End to end and smoke tests give a really valuable angle on what the app is doing and can warn you about failures before they happen. However, because they’re working with a live app and a live database over a live network, they can introduce a lot of flakiness. Beyond just changes to the app, different data in the environment or other issues can cause a smoke test failure.
How do you handle the inherent flakiness of testing against a live app?
When do you run smokes? On every phoenix branch? Pre-prod? Prod only?
Who fixes the issues that the smokes find?
My team has just decided to make working smokes a mandatory part of merging a PR. If the smokes don’t work on your branch, it doesn’t merge to main. I’m somewhat conflicted - on one hand, we had frequent breaks in the smokes that developers didn’t fix, including ones that represented real production issues. On the other, smokes can fail for no reason and are time consuming to run.
We use playwright, running on github actions. The default free tier runner has been awful, and we’re moving to larger runners on the platform. We have a retry policy on any smokes that need to run in a step by step order, and we aggressively prune and remove smokes that frequently fail or don’t test for real issues.
Shouldn’t you find out, why the smoke tests keep failing? It’s not a good sign, if you can’t even guarantee stability in a controlled environment.
I think/hope that the wording you used was a mistake.
End to end tests do not introduce flakiness, but uncover it.
Whenever we discover flakiness, we try to fix it immediately. When there is no time for the fix (which is more than often the case) we create a ticket that vanishes in the backlog.
For a long time the company I currently work at didn’t have end to end tests save unit tests for a lot of their code.

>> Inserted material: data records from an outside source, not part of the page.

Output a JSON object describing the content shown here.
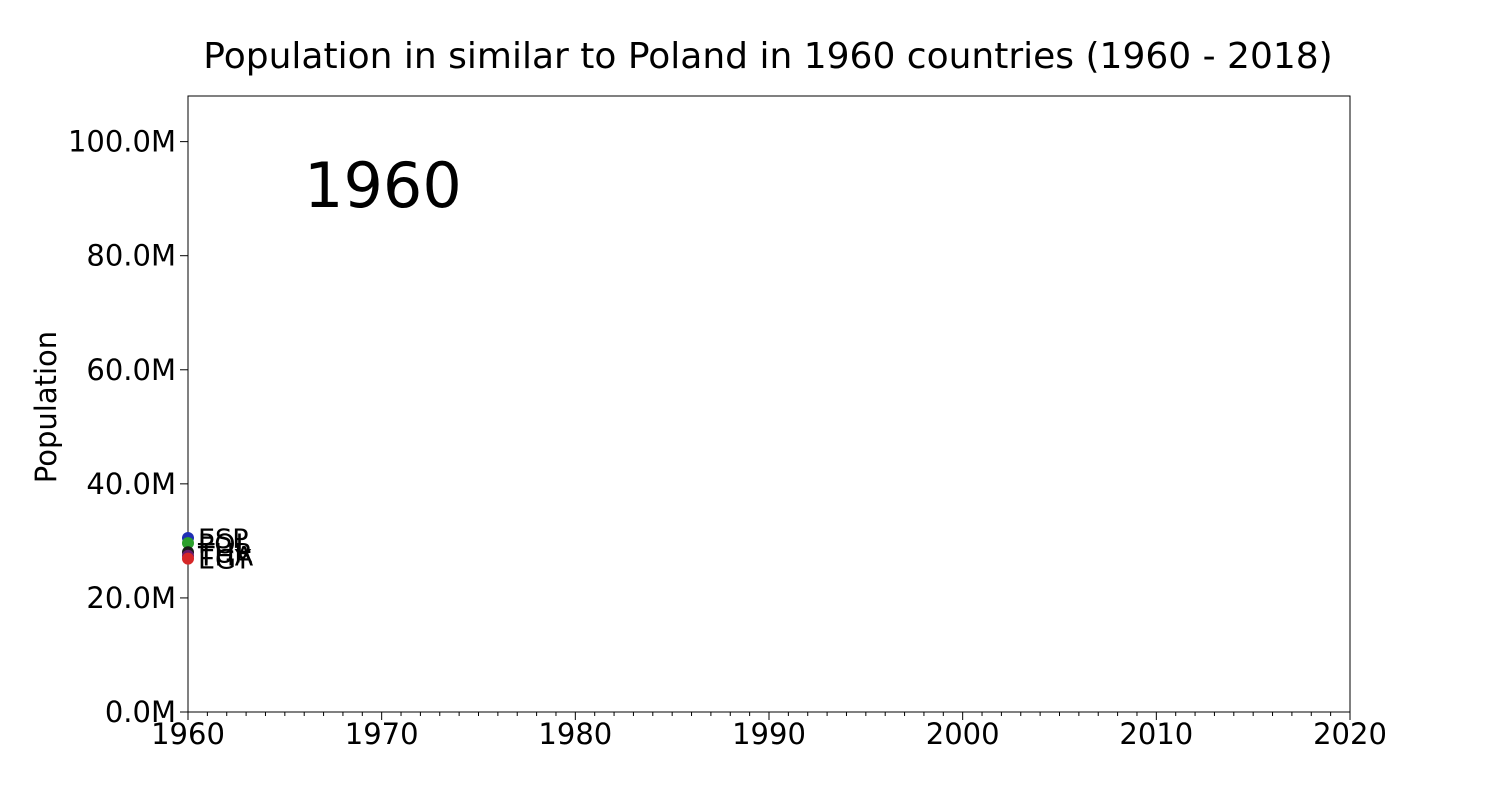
{
  "chart_data": {
    "type": "scatter",
    "title": "Population in similar to Poland in 1960 countries (1960 - 2018)",
    "xlabel": "",
    "ylabel": "Population",
    "year_label": "1960",
    "xlim": [
      1960,
      2020
    ],
    "ylim": [
      0,
      108000000
    ],
    "x_ticks": [
      {
        "value": 1960,
        "label": "1960"
      },
      {
        "value": 1970,
        "label": "1970"
      },
      {
        "value": 1980,
        "label": "1980"
      },
      {
        "value": 1990,
        "label": "1990"
      },
      {
        "value": 2000,
        "label": "2000"
      },
      {
        "value": 2010,
        "label": "2010"
      },
      {
        "value": 2020,
        "label": "2020"
      }
    ],
    "x_minor_step": 1,
    "y_ticks": [
      {
        "value": 0,
        "label": "0.0M"
      },
      {
        "value": 20000000,
        "label": "20.0M"
      },
      {
        "value": 40000000,
        "label": "40.0M"
      },
      {
        "value": 60000000,
        "label": "60.0M"
      },
      {
        "value": 80000000,
        "label": "80.0M"
      },
      {
        "value": 100000000,
        "label": "100.0M"
      }
    ],
    "grid": false,
    "legend": "none",
    "series": [
      {
        "name": "ESP",
        "color": "#1f2fb4",
        "points": [
          {
            "x": 1960,
            "y": 30500000
          }
        ]
      },
      {
        "name": "POL",
        "color": "#2ca02c",
        "points": [
          {
            "x": 1960,
            "y": 29600000
          }
        ]
      },
      {
        "name": "TUR",
        "color": "#1a1a1a",
        "points": [
          {
            "x": 1960,
            "y": 28000000
          }
        ]
      },
      {
        "name": "THA",
        "color": "#6a1b6a",
        "points": [
          {
            "x": 1960,
            "y": 27400000
          }
        ]
      },
      {
        "name": "EGY",
        "color": "#d62728",
        "points": [
          {
            "x": 1960,
            "y": 26900000
          }
        ]
      }
    ]
  }
}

Through a push of newcomers we finally managed to add end to end tests to many more parts of the code. However, these are still not properly documented. Some end to end tests overlap and some only cover a small part of one larger functionality. That is why we often find bugs that were introduced by us, because we had no end to end tests covering those parts.
We used to run end end tests only every night on the whole product. They usually take an hour or more to complete. This takes too long to run them before each merge. However, we have them organized enough such that for sub-product A we can run the sub-product A end to end tests only before each merge where we assume that we did only touch code affecting sub-product A. In case the code changes affected some other parts of the product, the nightly tests help us out. We are doing this in my team for a long while now. But we just recently started to establish this procedure in the other teams of the company, too.

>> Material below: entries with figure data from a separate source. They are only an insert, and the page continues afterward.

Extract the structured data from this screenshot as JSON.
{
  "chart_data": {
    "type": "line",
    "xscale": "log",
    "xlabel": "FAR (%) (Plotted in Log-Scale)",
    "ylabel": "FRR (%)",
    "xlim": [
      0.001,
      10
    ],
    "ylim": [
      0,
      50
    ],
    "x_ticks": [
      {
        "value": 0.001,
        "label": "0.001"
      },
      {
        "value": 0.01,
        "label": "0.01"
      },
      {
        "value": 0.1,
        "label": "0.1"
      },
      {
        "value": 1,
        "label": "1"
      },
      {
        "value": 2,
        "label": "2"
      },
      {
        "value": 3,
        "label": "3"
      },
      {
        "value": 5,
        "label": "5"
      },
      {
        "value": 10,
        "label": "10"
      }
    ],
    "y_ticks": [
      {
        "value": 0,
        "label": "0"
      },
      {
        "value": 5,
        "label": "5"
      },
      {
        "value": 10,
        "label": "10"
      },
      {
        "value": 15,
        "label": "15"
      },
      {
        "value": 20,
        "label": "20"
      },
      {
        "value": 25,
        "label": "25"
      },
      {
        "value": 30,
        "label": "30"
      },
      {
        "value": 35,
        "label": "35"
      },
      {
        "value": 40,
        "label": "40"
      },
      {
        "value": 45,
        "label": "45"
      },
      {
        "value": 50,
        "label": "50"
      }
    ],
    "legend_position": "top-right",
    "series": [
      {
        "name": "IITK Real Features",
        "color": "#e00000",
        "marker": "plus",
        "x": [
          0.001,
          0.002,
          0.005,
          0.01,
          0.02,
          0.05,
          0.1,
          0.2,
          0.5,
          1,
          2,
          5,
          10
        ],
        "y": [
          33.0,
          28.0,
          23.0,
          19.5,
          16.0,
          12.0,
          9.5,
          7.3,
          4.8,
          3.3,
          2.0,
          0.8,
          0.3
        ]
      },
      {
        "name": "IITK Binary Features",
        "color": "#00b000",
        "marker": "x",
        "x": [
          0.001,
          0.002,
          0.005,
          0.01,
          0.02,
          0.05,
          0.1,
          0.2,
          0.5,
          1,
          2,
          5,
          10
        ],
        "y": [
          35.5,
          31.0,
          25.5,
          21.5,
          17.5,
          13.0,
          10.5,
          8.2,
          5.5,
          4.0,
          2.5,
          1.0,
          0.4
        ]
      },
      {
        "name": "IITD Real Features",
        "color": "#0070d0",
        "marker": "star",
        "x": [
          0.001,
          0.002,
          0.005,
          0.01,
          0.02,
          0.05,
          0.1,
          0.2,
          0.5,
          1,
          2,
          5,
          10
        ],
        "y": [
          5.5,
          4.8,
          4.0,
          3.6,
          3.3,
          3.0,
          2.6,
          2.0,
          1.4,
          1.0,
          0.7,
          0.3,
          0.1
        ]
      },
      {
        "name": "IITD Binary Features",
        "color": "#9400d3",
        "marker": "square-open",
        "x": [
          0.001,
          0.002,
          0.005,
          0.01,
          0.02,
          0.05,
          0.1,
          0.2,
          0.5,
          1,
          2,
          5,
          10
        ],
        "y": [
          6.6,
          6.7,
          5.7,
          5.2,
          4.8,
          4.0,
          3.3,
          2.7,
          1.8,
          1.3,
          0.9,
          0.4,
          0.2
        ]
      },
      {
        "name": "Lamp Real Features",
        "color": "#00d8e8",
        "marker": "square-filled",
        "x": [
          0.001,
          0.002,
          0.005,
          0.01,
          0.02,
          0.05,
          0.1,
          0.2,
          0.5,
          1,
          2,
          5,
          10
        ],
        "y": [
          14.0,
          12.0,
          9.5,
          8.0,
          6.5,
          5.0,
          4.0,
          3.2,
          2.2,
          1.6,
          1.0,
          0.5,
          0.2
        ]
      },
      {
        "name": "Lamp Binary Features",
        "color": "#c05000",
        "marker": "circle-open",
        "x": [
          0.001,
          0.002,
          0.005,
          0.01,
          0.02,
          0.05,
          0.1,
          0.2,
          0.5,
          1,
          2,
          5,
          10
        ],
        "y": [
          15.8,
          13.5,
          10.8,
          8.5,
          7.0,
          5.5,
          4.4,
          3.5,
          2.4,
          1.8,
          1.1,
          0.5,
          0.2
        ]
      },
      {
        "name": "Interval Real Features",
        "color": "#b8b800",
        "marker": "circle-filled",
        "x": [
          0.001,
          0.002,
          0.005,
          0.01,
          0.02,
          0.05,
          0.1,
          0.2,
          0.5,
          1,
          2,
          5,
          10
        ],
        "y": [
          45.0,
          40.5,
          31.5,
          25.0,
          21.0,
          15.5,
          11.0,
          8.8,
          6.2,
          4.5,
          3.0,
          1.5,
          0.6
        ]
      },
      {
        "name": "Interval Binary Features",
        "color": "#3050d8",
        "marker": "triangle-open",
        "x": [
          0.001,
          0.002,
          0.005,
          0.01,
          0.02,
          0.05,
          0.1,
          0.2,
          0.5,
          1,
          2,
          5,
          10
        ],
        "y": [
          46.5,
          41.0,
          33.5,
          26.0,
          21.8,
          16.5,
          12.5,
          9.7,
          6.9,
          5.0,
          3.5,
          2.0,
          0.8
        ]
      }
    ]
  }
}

You run E2E test before each merge. So, you don’t merge very often?
How about running an integration test before each merge instead of a full fledged E2E and mocking out external dependencies (other services) during the test, then do E2E testing on a schedule like nightly?

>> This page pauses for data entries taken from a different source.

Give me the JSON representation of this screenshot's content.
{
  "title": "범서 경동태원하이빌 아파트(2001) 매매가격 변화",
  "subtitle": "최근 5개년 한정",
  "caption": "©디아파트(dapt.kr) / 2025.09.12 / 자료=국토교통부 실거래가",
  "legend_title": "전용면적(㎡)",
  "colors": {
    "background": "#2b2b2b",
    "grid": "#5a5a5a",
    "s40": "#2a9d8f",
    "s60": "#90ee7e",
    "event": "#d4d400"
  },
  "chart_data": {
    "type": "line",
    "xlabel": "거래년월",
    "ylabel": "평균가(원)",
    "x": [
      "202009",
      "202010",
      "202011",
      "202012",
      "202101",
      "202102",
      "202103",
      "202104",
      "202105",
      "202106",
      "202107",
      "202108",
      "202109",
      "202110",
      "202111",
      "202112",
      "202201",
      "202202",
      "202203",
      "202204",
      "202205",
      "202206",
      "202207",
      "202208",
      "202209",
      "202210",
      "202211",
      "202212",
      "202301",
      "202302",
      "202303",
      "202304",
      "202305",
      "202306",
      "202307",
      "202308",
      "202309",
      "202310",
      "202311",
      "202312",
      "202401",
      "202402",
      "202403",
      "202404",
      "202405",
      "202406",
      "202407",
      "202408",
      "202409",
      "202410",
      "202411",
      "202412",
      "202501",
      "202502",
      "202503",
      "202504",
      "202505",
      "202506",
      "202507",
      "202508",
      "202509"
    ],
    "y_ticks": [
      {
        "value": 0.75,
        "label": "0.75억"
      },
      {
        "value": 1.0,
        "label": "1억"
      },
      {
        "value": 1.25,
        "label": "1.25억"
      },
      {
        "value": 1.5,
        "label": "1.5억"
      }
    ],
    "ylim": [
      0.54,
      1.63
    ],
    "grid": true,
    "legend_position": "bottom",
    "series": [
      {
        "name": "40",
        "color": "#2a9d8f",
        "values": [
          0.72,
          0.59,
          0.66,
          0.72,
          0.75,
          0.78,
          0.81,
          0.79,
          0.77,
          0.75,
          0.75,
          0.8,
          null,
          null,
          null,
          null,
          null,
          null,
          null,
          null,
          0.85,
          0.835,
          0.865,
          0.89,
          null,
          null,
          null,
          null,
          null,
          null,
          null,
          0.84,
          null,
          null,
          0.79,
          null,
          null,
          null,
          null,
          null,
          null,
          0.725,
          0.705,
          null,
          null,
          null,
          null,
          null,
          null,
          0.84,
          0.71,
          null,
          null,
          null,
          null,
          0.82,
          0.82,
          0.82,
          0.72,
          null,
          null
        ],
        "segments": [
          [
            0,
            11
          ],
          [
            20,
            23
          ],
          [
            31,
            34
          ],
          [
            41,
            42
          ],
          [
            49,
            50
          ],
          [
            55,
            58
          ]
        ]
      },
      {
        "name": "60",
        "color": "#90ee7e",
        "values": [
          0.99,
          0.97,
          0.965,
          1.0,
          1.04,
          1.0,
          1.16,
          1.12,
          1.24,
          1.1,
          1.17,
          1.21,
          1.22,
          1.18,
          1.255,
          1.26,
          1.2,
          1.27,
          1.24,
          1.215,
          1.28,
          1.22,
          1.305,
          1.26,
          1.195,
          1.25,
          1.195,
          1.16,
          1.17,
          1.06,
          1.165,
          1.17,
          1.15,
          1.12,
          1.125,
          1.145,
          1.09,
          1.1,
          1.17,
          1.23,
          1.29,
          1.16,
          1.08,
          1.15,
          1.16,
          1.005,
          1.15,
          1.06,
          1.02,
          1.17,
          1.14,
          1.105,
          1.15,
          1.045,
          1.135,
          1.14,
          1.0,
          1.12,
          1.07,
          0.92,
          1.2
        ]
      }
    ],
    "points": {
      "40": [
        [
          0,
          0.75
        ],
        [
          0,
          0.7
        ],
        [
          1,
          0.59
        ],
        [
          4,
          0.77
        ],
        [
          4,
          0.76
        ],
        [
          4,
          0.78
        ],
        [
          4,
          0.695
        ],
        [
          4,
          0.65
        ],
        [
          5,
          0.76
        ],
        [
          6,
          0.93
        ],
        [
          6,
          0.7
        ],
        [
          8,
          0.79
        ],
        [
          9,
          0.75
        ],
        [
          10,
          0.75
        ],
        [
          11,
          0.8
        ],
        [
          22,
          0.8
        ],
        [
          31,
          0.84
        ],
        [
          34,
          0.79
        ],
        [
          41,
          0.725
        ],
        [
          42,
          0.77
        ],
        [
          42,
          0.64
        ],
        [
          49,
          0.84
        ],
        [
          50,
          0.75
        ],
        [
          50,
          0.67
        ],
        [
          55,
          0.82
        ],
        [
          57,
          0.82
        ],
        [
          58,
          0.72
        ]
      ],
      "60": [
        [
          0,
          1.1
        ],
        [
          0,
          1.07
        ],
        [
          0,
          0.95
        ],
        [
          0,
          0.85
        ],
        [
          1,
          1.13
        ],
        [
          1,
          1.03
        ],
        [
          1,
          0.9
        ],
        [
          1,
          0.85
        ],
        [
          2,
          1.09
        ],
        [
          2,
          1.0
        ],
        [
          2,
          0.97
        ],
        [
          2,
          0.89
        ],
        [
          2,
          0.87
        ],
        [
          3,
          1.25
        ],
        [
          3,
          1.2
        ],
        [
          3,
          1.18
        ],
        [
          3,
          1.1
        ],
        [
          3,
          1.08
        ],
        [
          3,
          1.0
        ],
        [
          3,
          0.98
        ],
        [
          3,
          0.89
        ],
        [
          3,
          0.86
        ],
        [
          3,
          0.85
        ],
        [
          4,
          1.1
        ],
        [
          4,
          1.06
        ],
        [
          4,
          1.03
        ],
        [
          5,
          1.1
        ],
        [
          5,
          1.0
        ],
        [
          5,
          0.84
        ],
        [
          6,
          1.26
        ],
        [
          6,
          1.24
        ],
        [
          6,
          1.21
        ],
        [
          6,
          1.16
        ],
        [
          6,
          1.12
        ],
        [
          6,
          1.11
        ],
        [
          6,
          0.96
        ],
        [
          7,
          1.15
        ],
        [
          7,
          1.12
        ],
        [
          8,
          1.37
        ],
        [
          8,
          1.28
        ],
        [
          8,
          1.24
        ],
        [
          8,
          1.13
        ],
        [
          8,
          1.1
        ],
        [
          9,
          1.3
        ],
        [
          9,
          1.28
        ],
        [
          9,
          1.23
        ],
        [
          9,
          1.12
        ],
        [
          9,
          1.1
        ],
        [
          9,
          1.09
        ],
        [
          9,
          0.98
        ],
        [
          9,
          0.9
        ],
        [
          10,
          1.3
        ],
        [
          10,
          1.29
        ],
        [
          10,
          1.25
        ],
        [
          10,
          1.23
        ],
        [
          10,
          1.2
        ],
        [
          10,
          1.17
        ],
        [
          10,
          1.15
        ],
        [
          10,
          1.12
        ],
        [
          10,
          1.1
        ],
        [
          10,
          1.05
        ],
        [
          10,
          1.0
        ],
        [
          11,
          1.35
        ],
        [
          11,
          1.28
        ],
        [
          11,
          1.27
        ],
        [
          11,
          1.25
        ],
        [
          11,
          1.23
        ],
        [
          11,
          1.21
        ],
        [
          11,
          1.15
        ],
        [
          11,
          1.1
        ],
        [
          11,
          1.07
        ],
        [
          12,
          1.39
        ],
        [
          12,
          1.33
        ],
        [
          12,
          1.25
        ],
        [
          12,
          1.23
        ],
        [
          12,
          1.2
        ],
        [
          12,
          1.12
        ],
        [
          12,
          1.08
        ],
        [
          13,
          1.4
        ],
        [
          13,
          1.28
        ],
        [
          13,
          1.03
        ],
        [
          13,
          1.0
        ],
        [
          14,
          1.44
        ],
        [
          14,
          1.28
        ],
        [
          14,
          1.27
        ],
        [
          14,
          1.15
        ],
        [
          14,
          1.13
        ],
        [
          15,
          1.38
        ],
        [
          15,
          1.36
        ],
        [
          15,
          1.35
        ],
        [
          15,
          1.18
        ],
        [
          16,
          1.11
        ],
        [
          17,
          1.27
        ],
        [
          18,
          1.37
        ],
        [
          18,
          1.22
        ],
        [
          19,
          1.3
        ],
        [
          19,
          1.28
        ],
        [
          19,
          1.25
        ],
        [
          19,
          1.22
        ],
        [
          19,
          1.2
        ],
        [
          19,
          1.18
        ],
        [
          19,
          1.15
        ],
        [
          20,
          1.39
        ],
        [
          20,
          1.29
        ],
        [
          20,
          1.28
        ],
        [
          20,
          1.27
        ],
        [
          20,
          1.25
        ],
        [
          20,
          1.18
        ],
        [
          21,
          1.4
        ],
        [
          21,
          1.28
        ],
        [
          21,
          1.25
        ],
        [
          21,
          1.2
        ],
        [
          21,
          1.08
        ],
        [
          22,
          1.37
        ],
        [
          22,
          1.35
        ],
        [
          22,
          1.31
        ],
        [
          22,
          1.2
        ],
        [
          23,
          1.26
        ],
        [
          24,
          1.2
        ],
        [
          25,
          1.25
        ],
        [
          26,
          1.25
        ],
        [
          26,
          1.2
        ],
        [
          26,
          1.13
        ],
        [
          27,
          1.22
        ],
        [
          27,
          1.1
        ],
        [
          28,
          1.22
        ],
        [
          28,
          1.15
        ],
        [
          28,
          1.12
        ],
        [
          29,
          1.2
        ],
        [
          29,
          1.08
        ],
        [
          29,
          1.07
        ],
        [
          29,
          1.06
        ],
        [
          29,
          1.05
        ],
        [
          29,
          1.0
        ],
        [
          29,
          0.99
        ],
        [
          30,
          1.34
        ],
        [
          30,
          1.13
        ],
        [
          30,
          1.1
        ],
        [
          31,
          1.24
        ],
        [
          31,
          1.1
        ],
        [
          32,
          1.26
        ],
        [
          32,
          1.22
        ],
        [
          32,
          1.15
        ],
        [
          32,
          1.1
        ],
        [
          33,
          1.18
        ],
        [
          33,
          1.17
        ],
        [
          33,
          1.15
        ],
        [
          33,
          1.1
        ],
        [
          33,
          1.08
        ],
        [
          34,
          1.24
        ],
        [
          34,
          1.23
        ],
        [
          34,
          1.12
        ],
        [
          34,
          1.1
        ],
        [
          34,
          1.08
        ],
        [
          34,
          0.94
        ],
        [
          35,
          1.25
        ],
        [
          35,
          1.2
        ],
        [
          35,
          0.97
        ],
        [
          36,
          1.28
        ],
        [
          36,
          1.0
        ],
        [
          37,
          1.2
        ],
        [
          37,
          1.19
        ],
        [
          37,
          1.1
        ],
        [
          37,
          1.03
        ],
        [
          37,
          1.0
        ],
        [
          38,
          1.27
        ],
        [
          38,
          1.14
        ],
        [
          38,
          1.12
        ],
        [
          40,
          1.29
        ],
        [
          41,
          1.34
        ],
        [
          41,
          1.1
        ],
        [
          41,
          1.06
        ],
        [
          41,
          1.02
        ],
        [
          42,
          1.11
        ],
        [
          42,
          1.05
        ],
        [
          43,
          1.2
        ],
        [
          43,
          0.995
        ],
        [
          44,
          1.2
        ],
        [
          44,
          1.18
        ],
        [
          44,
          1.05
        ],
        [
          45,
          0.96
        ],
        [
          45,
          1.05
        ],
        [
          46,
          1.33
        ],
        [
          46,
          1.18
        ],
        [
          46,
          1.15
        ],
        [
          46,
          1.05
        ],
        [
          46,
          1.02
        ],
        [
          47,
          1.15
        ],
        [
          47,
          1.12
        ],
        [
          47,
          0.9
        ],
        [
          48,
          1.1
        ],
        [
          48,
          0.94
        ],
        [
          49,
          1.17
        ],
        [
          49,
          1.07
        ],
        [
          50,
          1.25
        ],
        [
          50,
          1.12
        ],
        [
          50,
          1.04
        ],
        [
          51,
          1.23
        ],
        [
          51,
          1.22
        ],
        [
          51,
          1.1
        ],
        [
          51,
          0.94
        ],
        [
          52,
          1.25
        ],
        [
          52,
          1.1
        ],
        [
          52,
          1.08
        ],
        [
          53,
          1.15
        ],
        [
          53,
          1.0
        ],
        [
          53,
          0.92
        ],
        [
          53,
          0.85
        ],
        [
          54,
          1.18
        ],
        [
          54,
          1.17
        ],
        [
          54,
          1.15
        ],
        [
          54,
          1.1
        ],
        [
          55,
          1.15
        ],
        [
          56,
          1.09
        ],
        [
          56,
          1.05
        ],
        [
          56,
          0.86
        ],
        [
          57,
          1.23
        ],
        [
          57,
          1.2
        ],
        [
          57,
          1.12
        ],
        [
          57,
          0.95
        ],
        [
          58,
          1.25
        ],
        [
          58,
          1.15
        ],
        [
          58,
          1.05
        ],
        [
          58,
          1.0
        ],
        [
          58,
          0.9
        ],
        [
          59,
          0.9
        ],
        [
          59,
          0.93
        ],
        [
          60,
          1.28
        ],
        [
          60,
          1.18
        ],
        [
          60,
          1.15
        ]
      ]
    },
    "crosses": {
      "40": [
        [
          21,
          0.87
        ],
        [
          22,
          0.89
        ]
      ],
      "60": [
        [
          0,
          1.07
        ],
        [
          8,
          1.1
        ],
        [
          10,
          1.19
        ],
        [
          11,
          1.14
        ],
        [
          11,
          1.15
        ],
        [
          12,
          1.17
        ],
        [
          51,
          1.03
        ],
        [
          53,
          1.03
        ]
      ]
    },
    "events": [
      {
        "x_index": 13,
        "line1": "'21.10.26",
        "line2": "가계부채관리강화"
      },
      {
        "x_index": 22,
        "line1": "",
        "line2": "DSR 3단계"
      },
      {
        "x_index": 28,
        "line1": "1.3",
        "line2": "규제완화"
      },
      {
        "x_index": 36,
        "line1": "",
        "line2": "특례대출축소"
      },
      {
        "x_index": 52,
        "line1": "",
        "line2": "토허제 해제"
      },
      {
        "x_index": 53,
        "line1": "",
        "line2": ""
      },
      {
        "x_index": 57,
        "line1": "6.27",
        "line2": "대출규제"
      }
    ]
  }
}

I prefer it this way, because mocking out external dependencies cut out network instability and bugginess from dependencies. So, we can merge faster. Agree that test scenarios are overlapping, and if your E2E is very stable then it is probably not worth it, but unfortunately it’s not so stable in my environment.
Luckily, our e2e tests are pretty stable. And unfortunately we are not given the time to write integration tests as you describe. The good thing would be that with these mocks we were then also be able to load test single services instead of the whole product.
We merge multiple times a day and run only those e2e tests we think are relevant. Of course, this is not optimal and it is not too rare that one of the teams merges a regression, where one team or more talented at that than the others.
You see, we have issues and we realize we have them. Our management just thinks these are not important enough to spend time on writing integration tests. I think money and developer time are two of the reasons, but the lack of feature documentation, the lack of experts for parts of the codebase (some already left for another employer), and the amount of spaghetti code and infrastructure we have are other important reasons.
Reading the 3rd paragraph and I see myself 😄. Glad that you and the team managed to add another layer of testing successfully.